5. Add a Data Source
5.1. Fill in the Basics
Scroll the Setup section, unfold Add your data and click [+Add data source]
- Select data source: Choose the "Upload files (preview)" option
- Subscription: Select the subscription
- Select Azure Blob storage resource: Select the data storage resource. If it wasn't done previously, the storage resource can be created using the link under the field. You can find detailed instructions about it in this article
-
Select Azure AI Search resource: Select an Azure AI Search Service. If it wasn't done previously, the search resource can be created using the link under the field. You can find detailed instructions about it in this article
- NOTE: An Azure AI Search resource is a paid resource. Creating one will add monthly fees to your current subscription
-
Enter the index name: Type the name that will be used to reference this data source
- Make a note of this index name, as you will need it for configuring your Metric Insights External Resource
- Select the Add vector search to this search resource checkbox
- Embedding model: Select the embedding model deployed previously
- [Next]
5.2. Upload Files
Drag and drop all the documents into the field, click [Upload files] and then [Next].
5.3. Deal with Data Management
- Search type: Select the "Vector" option
- Select a size: Choose the "1024" or"1536" option. Selecting smaller size is not recommended
- [Next]
Configure Concierge External Resource
1. Open Concierge Settings Page
Access Admin > System > Search Setup and go to Concierge tab
External Resource Configuration section is at the bottom of the page.
2. Add New External Resource Configuration
Click [+Add External Resource Configuration] to open the pop-up window.

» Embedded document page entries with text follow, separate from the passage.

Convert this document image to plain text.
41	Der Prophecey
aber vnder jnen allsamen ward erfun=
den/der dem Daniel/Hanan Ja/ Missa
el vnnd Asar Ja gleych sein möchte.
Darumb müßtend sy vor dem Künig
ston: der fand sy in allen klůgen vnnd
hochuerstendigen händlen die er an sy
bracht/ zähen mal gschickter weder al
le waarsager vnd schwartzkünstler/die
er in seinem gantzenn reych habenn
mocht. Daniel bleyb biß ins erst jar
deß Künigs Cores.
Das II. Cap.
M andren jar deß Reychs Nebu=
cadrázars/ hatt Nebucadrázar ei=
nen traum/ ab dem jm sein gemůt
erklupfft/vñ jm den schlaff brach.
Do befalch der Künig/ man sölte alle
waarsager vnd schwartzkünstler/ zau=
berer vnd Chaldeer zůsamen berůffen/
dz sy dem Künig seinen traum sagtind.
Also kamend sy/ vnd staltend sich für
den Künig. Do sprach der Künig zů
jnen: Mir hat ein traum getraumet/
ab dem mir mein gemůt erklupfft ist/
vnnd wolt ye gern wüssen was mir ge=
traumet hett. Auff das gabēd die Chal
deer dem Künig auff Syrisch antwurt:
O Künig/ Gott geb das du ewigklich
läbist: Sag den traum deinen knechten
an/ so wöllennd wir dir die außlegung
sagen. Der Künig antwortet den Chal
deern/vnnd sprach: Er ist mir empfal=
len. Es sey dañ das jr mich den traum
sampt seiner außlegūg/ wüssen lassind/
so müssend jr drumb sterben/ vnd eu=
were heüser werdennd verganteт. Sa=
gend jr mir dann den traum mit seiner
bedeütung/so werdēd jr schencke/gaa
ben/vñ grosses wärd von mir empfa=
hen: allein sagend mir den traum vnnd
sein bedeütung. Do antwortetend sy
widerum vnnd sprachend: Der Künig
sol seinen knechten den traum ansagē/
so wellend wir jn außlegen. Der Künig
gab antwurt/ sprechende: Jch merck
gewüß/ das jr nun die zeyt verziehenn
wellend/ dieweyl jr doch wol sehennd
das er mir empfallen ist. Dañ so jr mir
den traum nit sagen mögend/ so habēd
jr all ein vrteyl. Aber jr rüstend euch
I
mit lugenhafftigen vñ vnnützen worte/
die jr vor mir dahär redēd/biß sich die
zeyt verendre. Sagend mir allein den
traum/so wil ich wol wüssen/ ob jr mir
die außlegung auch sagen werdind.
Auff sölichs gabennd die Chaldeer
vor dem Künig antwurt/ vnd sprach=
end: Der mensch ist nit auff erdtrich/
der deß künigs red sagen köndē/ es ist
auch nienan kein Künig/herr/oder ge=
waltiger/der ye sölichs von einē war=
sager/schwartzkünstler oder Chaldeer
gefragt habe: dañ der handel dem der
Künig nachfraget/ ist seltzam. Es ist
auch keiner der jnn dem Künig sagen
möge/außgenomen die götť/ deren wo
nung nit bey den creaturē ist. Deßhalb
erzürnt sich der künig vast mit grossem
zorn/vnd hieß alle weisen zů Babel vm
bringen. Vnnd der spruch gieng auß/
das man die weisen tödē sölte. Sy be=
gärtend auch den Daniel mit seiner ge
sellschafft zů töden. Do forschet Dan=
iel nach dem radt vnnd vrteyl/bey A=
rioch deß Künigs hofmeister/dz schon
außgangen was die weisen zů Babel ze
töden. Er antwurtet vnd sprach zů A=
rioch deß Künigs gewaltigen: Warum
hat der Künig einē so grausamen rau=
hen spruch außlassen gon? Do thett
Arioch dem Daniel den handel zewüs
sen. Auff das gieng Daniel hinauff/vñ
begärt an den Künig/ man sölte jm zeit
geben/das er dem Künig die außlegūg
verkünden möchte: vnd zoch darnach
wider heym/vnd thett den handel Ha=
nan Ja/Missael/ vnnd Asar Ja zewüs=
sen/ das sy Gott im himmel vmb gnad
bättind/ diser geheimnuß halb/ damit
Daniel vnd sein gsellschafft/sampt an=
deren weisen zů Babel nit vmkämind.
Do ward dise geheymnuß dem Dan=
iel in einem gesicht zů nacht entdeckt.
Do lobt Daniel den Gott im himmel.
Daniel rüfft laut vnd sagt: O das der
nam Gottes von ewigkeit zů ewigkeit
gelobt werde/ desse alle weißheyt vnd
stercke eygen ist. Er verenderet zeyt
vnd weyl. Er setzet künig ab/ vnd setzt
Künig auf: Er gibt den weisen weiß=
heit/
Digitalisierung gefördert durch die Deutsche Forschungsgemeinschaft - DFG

- Name: Give the Configuration a descriptive name
- Enter the Configuration code. You can use an example below, but don't forget to modify it according to your specific information
{
"name": "azure_data_index",
"is_alternative_howto": true,
"scope": "Governance Workflows",
"use_additional_data": true, //this is optional
"llm_args": {
"extra_body":{
"data_sources": [
{
"type": "azure_search",
"parameters": {
"endpoint": "https://conciergedatasearch2.search.windows.net",
"index_name": "index-metrics-2024",
"authentication": {
"type": "api_key",
"key": "[azure_search_api_key]"
},
"embedding_dependency": {
"type": "deployment_name",
"deployment_name": "text-embedding-ada-002"
}
}
}
]
}
}
}
Modify the following:
-
"name"
: Enter that name that will identify this resource in the Metric Insights error logs. It does not have to match the name provided in the Add External Resource Configuration window Name field -
"scope"
: This scope extends the “Scope of FAQ” that is defined on the Concierge Setup page. It helps the LLM to identify the correct scenario to use this resource for user questions -
"endpoint"
: Insert search_endpoint copied from the Sample Code window -
"index_name"
: Insert search_index copied from the Sample Code window -
"deployment_name"
: Enter the embedding model deployment name
3. Set the API Key
In the Variables section of the Add External Resource Configuration window click [+Create Variable].
- Name: Give the Variable a "azure_search_api_key" name
- Value: Enter the Azure Search Resource Key copied earlier
[Save] the Configuration, [Update All Search Indexes], and that's all. The Concierge will now answer questions about the content of indexed data.